Siempre cuento la misma historia, pero
cuando vi ET por primera vez en la tele tenía ocho años. Me metí tanto en la
magia de la historia que terminé sentada como indio en el piso, bien pegada a
la tele y, cuando la despedida llegó, me dejó un vacío tan grande que me costó
recuperarme. Y todas las veces que la veo, me pasa exactamente lo mismo: me
convierto en esa nena de ocho años por un rato y me dejo llevar por la magia.
Eso es ET para mí.
Ahora, si vamos a un plano más formal,
este film cuenta con toda la genialidad de su autor y algunos de sus lugares
comunes como ser los suburbios fuera de la ciudad, la familia de padres
separados, los aliens, el héroe improbable, pero en lo que gana mucho es en que
logra imprimirle un dejo de magia mezclado con nostalgia que provoca que no
importa la edad que tenga el espectador, se vuelve un chico de repente.
Si además sumamos a esto la primera
secuencia que es el aterrizaje de ET y sus compañeros, vemos esa cámara subjetiva
del personaje principal y el pánico que le generan esas figuras, pero sobre
todo, nos metemos en la visión de un niño porque utiliza una altura baja de
cámara que mantiene en todo el film. Esto es una historia de aventuras y de
amistad y de niñez, el mundo adulto sólo irrumpe al final y para complicarla.

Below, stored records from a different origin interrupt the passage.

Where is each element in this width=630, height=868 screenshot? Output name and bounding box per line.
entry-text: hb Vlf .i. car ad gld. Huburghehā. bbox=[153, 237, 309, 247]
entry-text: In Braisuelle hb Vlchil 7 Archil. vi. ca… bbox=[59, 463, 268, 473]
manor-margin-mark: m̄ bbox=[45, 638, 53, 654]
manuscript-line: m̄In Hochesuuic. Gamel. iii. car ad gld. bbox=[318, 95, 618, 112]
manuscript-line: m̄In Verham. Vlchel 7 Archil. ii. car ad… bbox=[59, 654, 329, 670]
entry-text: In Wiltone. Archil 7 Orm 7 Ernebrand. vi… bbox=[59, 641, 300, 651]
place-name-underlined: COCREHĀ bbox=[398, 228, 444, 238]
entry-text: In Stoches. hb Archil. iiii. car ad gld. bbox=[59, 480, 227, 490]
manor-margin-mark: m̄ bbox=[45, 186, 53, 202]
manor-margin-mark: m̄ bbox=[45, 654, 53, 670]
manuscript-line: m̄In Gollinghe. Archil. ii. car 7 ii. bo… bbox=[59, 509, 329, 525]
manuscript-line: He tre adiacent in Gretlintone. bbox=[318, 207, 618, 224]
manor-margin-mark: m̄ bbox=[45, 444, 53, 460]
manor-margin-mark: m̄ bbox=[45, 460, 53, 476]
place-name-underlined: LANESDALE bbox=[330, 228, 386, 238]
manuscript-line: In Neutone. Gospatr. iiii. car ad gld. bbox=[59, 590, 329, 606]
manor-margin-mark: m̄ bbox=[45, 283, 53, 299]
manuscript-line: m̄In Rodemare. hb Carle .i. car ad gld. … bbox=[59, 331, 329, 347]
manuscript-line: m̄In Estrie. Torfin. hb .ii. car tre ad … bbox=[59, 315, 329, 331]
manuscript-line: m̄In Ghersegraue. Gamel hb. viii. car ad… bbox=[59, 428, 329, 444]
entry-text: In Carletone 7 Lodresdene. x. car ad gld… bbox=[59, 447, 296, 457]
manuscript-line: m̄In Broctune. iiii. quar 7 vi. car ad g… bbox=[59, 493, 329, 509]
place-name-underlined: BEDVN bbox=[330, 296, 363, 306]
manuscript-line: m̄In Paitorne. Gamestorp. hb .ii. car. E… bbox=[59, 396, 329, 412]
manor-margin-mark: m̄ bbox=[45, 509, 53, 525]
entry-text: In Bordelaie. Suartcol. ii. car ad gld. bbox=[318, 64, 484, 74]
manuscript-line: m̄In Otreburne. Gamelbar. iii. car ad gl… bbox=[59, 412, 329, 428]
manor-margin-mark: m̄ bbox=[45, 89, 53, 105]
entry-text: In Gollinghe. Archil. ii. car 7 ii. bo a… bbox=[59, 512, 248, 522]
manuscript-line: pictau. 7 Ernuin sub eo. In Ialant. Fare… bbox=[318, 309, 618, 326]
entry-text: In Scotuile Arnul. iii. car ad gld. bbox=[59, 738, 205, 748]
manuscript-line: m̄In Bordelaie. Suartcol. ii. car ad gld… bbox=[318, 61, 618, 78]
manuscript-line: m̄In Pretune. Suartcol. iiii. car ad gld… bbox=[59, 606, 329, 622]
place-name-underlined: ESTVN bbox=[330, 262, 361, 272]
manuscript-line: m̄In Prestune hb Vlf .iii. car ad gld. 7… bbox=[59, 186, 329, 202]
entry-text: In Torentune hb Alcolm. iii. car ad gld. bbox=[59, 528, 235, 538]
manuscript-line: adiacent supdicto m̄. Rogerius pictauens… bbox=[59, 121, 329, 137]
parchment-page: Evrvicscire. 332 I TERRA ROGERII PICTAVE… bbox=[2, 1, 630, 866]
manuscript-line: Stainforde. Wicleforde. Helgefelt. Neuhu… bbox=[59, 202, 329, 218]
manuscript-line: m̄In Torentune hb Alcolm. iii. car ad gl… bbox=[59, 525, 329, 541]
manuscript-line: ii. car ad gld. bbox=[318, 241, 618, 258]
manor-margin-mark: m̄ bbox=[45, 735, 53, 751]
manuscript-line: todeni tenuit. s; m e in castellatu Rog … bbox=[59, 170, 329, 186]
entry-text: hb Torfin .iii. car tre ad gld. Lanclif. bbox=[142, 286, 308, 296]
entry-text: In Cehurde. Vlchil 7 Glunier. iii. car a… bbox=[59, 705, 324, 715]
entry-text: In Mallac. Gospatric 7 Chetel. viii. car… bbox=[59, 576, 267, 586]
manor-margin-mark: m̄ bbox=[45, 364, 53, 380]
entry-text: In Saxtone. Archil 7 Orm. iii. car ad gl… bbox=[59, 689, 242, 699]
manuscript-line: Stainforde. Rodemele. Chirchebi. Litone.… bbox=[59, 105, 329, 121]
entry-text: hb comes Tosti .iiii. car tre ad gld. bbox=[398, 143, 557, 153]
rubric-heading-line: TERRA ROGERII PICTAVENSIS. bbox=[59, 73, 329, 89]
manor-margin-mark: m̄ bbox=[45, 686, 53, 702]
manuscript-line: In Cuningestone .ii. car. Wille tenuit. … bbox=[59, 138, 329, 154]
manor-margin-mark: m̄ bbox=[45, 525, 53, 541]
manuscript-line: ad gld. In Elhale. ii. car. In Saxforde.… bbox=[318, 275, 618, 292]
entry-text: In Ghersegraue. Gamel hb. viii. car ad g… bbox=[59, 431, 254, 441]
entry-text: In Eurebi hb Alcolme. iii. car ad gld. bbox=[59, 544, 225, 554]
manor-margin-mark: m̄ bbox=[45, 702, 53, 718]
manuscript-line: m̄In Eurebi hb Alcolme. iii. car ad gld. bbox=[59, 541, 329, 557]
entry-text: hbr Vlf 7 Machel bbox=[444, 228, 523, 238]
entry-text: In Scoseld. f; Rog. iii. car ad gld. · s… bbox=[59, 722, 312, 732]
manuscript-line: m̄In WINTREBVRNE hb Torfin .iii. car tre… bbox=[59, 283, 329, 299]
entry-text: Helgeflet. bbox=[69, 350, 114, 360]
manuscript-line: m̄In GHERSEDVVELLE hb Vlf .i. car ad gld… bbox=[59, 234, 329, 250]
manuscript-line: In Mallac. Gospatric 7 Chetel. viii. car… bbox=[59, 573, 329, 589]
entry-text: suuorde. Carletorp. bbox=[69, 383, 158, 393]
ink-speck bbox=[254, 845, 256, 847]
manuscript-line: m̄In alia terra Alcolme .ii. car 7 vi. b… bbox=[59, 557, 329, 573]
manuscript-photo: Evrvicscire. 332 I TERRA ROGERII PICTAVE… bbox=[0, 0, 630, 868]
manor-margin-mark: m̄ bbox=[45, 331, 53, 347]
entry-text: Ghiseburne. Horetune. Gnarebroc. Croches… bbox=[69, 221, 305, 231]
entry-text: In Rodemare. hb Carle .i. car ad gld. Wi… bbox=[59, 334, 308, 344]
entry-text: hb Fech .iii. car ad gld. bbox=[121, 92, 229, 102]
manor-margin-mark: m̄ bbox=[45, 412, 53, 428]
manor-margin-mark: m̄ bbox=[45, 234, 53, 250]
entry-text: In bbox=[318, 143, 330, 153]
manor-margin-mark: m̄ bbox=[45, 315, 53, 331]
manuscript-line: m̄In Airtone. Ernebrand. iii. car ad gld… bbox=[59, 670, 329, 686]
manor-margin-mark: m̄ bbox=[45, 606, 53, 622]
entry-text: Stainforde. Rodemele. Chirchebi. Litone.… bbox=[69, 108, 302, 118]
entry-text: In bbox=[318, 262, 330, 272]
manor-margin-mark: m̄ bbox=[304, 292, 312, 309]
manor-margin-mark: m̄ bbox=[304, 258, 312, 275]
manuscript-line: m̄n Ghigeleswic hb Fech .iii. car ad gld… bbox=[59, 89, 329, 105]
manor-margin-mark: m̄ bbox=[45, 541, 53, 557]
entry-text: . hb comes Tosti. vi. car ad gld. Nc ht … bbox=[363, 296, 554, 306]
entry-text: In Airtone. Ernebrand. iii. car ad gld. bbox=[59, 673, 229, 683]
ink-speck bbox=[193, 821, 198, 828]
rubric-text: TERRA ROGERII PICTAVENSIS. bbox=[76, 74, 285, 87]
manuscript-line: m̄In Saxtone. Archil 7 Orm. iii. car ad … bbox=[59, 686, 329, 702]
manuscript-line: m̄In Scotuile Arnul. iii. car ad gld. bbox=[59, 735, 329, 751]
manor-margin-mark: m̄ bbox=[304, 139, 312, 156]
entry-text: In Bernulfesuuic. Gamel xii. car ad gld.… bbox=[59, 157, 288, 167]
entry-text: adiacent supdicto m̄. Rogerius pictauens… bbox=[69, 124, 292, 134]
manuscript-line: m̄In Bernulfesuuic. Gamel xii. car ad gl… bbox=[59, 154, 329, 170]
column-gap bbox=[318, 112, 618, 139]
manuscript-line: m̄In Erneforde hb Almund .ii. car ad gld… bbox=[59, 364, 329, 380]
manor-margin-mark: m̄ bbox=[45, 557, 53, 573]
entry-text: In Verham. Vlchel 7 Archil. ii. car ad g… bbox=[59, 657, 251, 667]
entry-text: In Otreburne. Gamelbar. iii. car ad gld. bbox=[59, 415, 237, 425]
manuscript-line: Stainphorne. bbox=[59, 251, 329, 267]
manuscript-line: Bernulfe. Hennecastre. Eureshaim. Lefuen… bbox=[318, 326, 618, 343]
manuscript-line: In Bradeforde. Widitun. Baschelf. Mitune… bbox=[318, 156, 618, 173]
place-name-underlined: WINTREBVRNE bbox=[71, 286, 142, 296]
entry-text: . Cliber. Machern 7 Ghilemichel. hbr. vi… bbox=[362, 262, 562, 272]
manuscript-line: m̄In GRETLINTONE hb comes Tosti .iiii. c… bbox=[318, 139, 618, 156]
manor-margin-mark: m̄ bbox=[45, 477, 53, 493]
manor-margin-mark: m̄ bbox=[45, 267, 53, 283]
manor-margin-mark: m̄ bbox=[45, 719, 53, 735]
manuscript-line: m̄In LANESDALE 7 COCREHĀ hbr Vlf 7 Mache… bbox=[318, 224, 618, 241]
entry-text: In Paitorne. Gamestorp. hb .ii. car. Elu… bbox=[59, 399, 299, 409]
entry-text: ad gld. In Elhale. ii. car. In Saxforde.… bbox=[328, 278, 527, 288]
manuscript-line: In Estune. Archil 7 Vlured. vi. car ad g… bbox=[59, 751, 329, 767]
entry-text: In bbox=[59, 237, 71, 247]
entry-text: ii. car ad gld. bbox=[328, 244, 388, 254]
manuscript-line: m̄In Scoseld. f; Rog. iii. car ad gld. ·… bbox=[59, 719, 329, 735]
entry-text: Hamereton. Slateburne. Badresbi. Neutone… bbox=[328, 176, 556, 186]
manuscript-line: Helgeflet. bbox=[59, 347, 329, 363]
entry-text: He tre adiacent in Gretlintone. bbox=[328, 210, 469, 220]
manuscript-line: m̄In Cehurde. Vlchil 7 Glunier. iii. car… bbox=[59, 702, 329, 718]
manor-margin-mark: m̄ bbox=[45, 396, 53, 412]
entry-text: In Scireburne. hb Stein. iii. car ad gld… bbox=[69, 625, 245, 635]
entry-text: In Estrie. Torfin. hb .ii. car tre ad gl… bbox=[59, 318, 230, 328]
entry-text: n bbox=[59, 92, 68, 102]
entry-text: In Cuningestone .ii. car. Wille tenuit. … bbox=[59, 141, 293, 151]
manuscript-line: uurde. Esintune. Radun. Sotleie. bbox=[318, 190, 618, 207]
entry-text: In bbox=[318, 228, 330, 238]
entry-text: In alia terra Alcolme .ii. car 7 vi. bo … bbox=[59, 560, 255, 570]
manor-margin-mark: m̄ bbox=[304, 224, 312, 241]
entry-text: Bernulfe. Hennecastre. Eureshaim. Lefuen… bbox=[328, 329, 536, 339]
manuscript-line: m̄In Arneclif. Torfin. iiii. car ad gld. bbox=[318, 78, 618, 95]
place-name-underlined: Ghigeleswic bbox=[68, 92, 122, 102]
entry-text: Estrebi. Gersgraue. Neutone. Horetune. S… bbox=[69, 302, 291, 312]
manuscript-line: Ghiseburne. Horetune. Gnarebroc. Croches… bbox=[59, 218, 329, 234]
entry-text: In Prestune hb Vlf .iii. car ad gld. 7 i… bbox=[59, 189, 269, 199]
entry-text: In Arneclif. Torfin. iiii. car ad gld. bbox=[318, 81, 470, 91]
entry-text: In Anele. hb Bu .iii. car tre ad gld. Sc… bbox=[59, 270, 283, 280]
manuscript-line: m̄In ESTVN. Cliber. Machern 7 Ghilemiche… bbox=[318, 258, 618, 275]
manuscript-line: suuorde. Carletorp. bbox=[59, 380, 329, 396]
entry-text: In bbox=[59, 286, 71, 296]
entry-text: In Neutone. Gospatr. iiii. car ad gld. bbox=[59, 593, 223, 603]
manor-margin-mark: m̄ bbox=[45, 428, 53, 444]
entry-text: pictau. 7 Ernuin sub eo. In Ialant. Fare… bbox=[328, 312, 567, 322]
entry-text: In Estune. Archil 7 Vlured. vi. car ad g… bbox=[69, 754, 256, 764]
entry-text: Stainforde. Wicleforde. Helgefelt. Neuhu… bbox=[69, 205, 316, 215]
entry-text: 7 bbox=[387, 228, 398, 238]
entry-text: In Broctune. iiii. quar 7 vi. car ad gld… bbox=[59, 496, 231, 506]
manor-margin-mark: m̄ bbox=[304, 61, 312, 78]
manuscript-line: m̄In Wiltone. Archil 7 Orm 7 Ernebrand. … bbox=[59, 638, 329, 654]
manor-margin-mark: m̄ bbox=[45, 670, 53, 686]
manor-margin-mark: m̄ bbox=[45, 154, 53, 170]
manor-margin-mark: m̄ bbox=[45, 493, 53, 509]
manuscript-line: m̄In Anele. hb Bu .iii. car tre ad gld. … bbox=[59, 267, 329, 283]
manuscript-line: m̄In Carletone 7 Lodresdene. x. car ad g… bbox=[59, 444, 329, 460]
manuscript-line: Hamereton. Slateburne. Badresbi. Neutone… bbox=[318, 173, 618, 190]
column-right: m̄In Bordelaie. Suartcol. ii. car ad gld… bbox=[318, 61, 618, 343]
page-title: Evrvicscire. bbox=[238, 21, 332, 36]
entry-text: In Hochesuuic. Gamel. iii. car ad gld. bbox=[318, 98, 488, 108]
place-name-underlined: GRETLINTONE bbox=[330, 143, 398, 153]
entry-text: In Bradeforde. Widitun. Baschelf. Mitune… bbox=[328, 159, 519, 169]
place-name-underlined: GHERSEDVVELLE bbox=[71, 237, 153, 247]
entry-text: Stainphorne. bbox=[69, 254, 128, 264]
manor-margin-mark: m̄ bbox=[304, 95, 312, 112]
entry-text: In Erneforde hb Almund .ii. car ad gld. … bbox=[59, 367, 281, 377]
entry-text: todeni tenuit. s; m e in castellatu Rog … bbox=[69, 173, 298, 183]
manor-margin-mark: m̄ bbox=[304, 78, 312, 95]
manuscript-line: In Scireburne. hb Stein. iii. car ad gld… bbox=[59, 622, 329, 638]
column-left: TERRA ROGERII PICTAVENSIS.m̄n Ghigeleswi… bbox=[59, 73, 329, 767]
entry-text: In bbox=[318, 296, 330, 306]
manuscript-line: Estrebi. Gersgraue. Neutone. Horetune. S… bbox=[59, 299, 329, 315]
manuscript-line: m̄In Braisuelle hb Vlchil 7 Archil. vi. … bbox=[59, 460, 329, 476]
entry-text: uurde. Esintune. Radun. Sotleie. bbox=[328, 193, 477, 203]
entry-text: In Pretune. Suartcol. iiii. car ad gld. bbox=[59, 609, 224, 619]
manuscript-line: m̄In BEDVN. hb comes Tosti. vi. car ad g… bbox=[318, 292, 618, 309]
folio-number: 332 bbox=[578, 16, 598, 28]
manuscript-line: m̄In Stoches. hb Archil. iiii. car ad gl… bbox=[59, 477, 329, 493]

Narrativamente es una lección de
indicios, donde la famosa escena en la que vuelan en bicicleta de noche en el
bosque permite que luego entiendas por qué todos los chicos pueden escapar
volando al final. Así es como la conexión entre una planta y ET y ET y Elliot
se explica sin problemas. Esto, además, engancha perfecto desde el momento en
el que, repito, no juzgamos a esta historia como para adultos, sino que es una
reinvitación a la nostalgia de la niñez.
La película tuvo muchas nominaciones
al óscar de las que se terminó llevando para mezcla de sonido y efectos
especiales (muy superiores a, inclusive, muchos films posteriores) por lo que
aún sigue teniendo cierta actualidad. Y la música de John Williams que nunca
nos deja indiferentes.
ET, ante todo, es mi tícket a la
infancia, a querer volver a ser esa nena de ocho años que mira la tele sentada
como indio en el piso para estar lo más cerca posible de la magia y que sube
llorando a abrazar a su mamá para que la consuele por la despedida final.
Gracias, tío Steven, por dejarme volver a ser una nena al menos una vez por mes.